Enhanced performance of membrane bioreactor in sewage treatment through integrated control strategy

Wastewater includes sewage water, which presents serious environmental problems that necessitate effective treatment techniques. Membrane Bioreactors (MBRs) have emerged as promising solutions, albeit plagued by membrane fouling and computational loading issues. To resolve these issues, this research article presents an innovative control strategy combining both artificial bee colony optimization (ABC) and recurrent neural network (RNN) to regulate the performance of MBR in sewage treatment. Initially, the influent wastewater data was collected and pre-processed using the regression imputation approach. RNN architecture was designed and trained using the pre-processed data to forecast the performance of the MBN system. Further, the ABC algorithm was applied to optimize the function of MBR by adjusting the control variables.
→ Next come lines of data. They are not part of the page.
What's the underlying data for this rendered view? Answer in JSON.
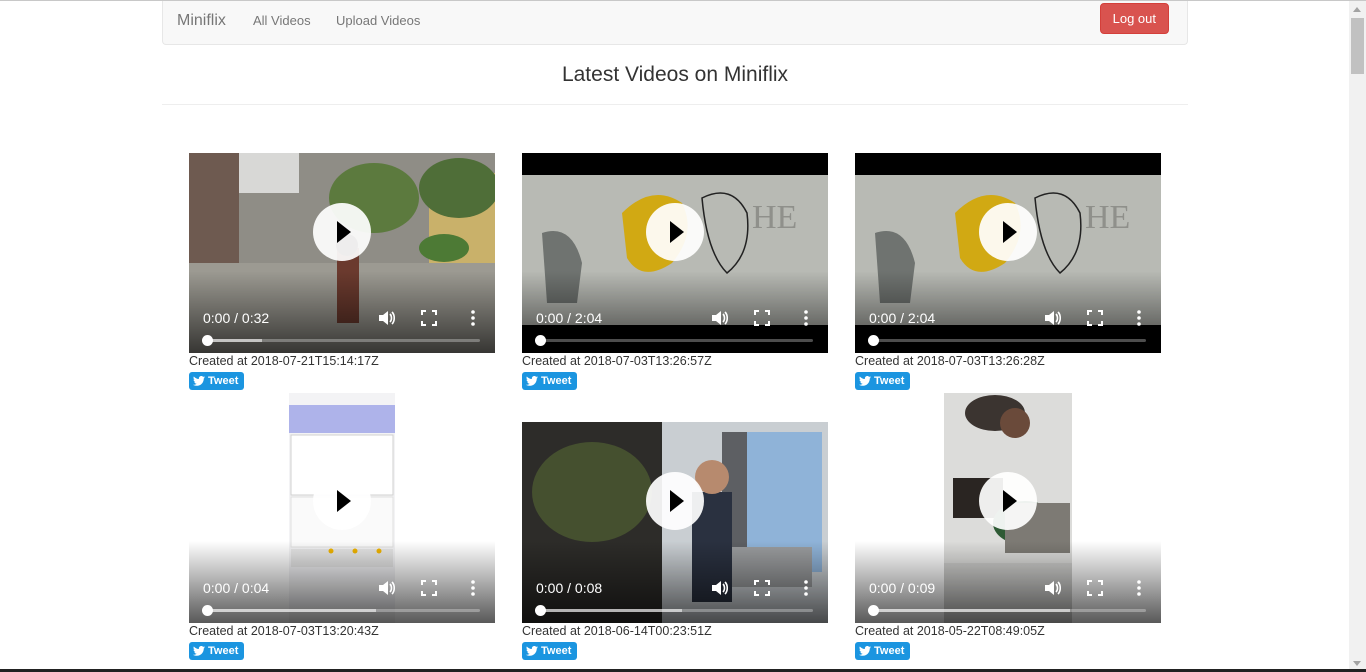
{
  "navbar": {
    "brand": "Miniflix",
    "links": [
      "All Videos",
      "Upload Videos"
    ],
    "logout_label": "Log out"
  },
  "heading": "Latest Videos on Miniflix",
  "videos": [
    {
      "time": "0:00 / 0:32",
      "created": "Created at 2018-07-21T15:14:17Z",
      "tweet": "Tweet",
      "buffered": 0.2,
      "thumb": "rainy-courtyard"
    },
    {
      "time": "0:00 / 2:04",
      "created": "Created at 2018-07-03T13:26:57Z",
      "tweet": "Tweet",
      "buffered": 0.0,
      "thumb": "pie-logo"
    },
    {
      "time": "0:00 / 2:04",
      "created": "Created at 2018-07-03T13:26:28Z",
      "tweet": "Tweet",
      "buffered": 0.0,
      "thumb": "pie-logo"
    },
    {
      "time": "0:00 / 0:04",
      "created": "Created at 2018-07-03T13:20:43Z",
      "tweet": "Tweet",
      "buffered": 0.62,
      "thumb": "phone-screen"
    },
    {
      "time": "0:00 / 0:08",
      "created": "Created at 2018-06-14T00:23:51Z",
      "tweet": "Tweet",
      "buffered": 0.52,
      "thumb": "man-at-window"
    },
    {
      "time": "0:00 / 0:09",
      "created": "Created at 2018-05-22T08:49:05Z",
      "tweet": "Tweet",
      "buffered": 0.72,
      "thumb": "people-vertical"
    }
  ],
  "colors": {
    "logout": "#d9534f",
    "tweet": "#1b95e0",
    "navbar_bg": "#f8f8f8"
  }
}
The developed model was validated with the publically available wastewater treatment plan dataset and the effectiveness of the developed model was validated by performing intensive performance and comparative assessment. The performance evaluation demonstrates that the proposed methodology attained greater results of 98.59% effluent quality, 98.70% of nutrient removal efficiency, less computational time of 2.87s, and a low membrane fouling index of 1.23%. The comparative analysis illustrates that the presented approach achieved improved performances than the existing methodologies.